Honey is kind of a weird food for paleo. Hunter gatherers get up to 20% of their caloric intake from honey, including some of the hunter gatherers with the least contact with civilization (the Ache). Yet, honey is 95% identical to high fructose corn syrup, which is about as nonpaleo as we can get.
This thread is for research on honey and whether it has a place in the paleo diet.
The paper that prompted me to post this is here:
http://jn.nutrition.org/content/132/11/3379.fullThis paper is a rat experiment, so the results may not be fully applicable to humans; in particular, there's reason to believe that rats tolerate starch much better than humans, since rats can produce vitamin C from glucose and humans cannot. However, the fact that honey isn't the equivalent of high fructose corn syrup in rats strongly suggests that in humans, we shouldn't be extrapolating high fructose corn syrup results to honey and other whole foods containing fructose, either.
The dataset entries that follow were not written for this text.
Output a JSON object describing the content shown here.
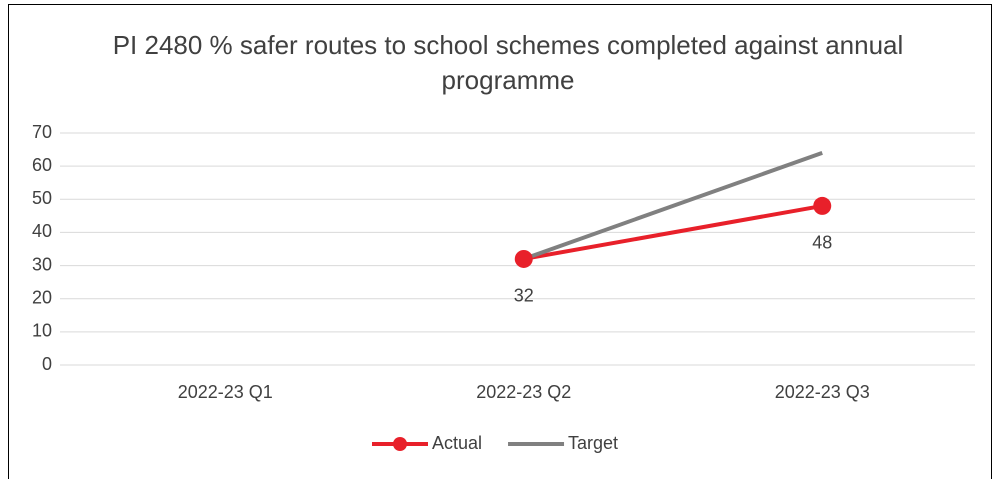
{
  "chart_data": {
    "type": "line",
    "title": "PI 2480 % safer routes to school schemes completed against annual programme",
    "categories": [
      "2022-23 Q1",
      "2022-23 Q2",
      "2022-23 Q3"
    ],
    "series": [
      {
        "name": "Actual",
        "color": "#e8202a",
        "values": [
          null,
          32,
          48
        ],
        "markers": true,
        "data_labels": true
      },
      {
        "name": "Target",
        "color": "#808080",
        "values": [
          null,
          32,
          64
        ],
        "markers": false,
        "data_labels": false
      }
    ],
    "ylim": [
      0,
      70
    ],
    "yticks": [
      0,
      10,
      20,
      30,
      40,
      50,
      60,
      70
    ],
    "grid": true,
    "legend": "bottom"
  }
}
The experiment shows that various blood markers - in particular, vitamin E and triglycerides - in honey fed rats is closer to those in starch fed rats than they are to those in rats fed a mixture of glucose and fructose. In particular, triglyceride levels in starch fed rats and honey fed rats were statistically indistinguishable, and both were statistically distinguishable from the higher levels in the glucose/fructose rats.
The glucose/fructose mixture is essentially high fructose corn syrup. This experiment shows that the problems with high fructose corn syrup are not just a result of its macronutrient mix, and in particular aren't just because it includes fructose. Something else is at work here.